Both positions have defenders among media scholars, anthropologists, and cultural critics. The evidence is mixed enough that students should resist choosing a side definitively.

The Local Impacts of Globalized K-beauty Standards

The global spread of K-beauty aesthetics has documented local effects that complicate the cultural exchange narrative.

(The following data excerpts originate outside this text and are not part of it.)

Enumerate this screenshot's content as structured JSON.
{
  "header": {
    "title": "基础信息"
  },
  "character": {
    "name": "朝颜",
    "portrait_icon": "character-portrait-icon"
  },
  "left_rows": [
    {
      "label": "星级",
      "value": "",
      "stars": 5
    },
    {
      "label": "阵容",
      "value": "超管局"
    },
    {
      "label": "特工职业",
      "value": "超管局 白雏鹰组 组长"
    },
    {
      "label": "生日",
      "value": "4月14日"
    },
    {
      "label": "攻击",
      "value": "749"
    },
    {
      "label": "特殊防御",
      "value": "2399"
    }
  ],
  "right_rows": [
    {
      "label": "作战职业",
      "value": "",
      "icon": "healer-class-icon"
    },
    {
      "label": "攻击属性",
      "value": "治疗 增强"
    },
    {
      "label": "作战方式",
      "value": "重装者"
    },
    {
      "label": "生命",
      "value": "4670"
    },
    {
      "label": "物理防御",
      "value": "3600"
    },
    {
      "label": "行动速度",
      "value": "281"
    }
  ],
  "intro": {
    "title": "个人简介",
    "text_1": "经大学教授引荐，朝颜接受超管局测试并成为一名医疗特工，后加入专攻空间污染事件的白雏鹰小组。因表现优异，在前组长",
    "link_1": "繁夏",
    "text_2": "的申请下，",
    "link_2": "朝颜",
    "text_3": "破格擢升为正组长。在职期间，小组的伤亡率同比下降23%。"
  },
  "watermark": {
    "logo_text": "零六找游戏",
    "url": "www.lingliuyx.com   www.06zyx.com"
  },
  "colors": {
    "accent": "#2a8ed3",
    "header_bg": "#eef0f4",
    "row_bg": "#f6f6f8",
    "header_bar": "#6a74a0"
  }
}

In parts of Southeast Asia — particularly Vietnam, Thailand, and Indonesia — Korean aesthetics have intersected with existing local colorism to reinforce preferences for lighter skin, double eyelids, and features associated with perceived Koreanness (or East Asian-ness broadly). Researchers including Tan (2019) and Nguyen (2021) have documented that in these contexts, K-beauty has not simply introduced Korean ideals but has complicated existing skin-tone hierarchies, sometimes intensifying them.

In South Korea itself, the beauty standards associated with the K-pop industry are widely understood as heavily regulated, surgically produced, and commercially driven — a significant proportion of K-pop trainees undergo significant cosmetic procedures as part of their career development. The domestic critique of these standards has been substantial, with feminist movements including Haeil ("Fire") and Escape the Corset (탈코르셋) explicitly rejecting K-pop aesthetic norms and challenging the social pressure on Korean women to conform to ideals the movement characterizes as Westernized and patriarchal.

💡 Key Insight: The Escape the Corset Movement

The 탈코르셋 (Escape the Corset) movement that emerged in South Korea around 2018–2019 offers a particularly instructive case study in beauty standard resistance from within a culture often positioned as an aesthetic exporter. Movement participants rejected makeup, shaved their heads, and documented the experience on social media — explicitly framing K-beauty ideals as a form of gendered labor and social control. The movement's targets — long hair, skincare routines, cosmetics — are precisely the elements that had been celebrated internationally as empowering Korean aesthetic alternatives. The domestic critique thus destabilizes the simple "K-beauty as cultural liberation" narrative.

What This Case Study Tells Us

The K-beauty phenomenon illustrates several principles central to Chapter 8's analytical framework:

  1. Beauty norms are manufactured and commercially mediated. Korean beauty standards did not emerge spontaneously; they were produced and exported by an entertainment industry with specific commercial interests.

  2. Cultural exchange is never symmetrical. The traffic in aesthetic ideals travels along existing power gradients. Not all cultural aesthetics become global exports; those that do tend to be legible to already dominant aesthetic frameworks.

  3. Global aesthetics intersect with local hierarchies in unpredictable ways. K-beauty in Southeast Asia intensified colorism in some contexts; its interaction with existing racial hierarchies in the West is complex and ongoing.

  4. Resistance and critique emerge from within aesthetic cultures. The Escape the Corset movement demonstrates that beauty standards are contested by the people they most affect — and that this contestation should be centered in any serious analysis.

Discussion Questions

  1. Is the K-beauty wave best understood as aesthetic diversification, the globalization of a hybridized Western-Korean standard, or something else entirely? What evidence from the case study supports your position?

  2. The double eyelid surgery debate has been framed both as Koreans internalizing Western beauty standards and as a Korean-specific aesthetic practice with its own history. How do you evaluate these competing interpretations? What methodological approach would help you distinguish between them?

  3. The Escape the Corset movement represents one form of resistance to manufactured beauty standards. What are the strengths and limitations of individual/aesthetic resistance as a political strategy compared to regulatory or structural interventions?